Tuesday, December 30, 2008
Tip: Avoid performance chasing based on short-term returns
In a book entitled "Common Sense Investing", the author Jack Bogle said, "In selecting mutual funds, most fund investors seem to rely .... on exciting performance over the short term. Studies showed that over 95% of all investor dollars flow to funds rated four or five stars by Morningstar, the statistical service most broadly used by investors in evaluating fund returns".
These star ratings are based on a composite of a fund's record over the previous 3-, 5- and 10-year periods. It has a heavy bias in favor of recent short-term returns.
A study showed that a mutual fund portfolio continuously adjusted to hold only Morningstar's five-star funds earned an annual return of 6.9 percent between 1994 and 2004, nearly 40% below the 11.0 percent return on the Total Stock Market Index.

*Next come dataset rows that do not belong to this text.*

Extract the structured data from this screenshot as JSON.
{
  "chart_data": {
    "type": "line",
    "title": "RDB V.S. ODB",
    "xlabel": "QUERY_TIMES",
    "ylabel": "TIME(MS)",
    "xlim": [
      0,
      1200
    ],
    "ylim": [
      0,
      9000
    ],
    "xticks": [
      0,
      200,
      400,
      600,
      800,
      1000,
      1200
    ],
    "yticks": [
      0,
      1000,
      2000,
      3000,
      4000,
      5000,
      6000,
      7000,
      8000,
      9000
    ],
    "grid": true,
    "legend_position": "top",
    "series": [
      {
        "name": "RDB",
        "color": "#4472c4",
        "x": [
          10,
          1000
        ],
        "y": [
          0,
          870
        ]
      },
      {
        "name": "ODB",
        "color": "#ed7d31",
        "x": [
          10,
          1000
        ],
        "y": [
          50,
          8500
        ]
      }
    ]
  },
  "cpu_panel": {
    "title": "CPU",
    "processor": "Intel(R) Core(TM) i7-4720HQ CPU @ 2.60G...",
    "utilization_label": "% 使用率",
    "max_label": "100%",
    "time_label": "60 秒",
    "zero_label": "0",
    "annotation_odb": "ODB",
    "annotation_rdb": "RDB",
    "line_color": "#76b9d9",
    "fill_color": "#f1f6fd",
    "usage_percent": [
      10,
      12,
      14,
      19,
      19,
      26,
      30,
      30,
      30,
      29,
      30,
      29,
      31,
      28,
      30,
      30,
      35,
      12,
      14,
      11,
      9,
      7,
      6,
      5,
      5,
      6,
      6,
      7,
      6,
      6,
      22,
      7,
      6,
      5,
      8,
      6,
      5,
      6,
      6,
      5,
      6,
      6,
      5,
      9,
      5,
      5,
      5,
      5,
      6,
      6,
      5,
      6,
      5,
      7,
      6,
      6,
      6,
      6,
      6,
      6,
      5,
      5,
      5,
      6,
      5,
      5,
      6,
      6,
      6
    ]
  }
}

Jack Bogle selected the top 10 performers among the 851 equity funds during the "new economy market bubble of 1997 to 1999. These funds performed badly during the bursting of the bubble in 2000 to 2002. For the six year period, these funds earned a cumulate return of 13% for the full six-year period, compared to the cumulative return of 30 percent for the S&P 500.
For the shareholders of these funds, it was a disaster. While the funds achieved a net gain of 13 percent, the shareholders incurred a loss of 57 percent. Most shareholders invested in these funds when they were close to the peak and suffered the full effect of the downfall.
Jack Bogle's message is: avoid performance chasing based on short-term returns, especially during great bull markets.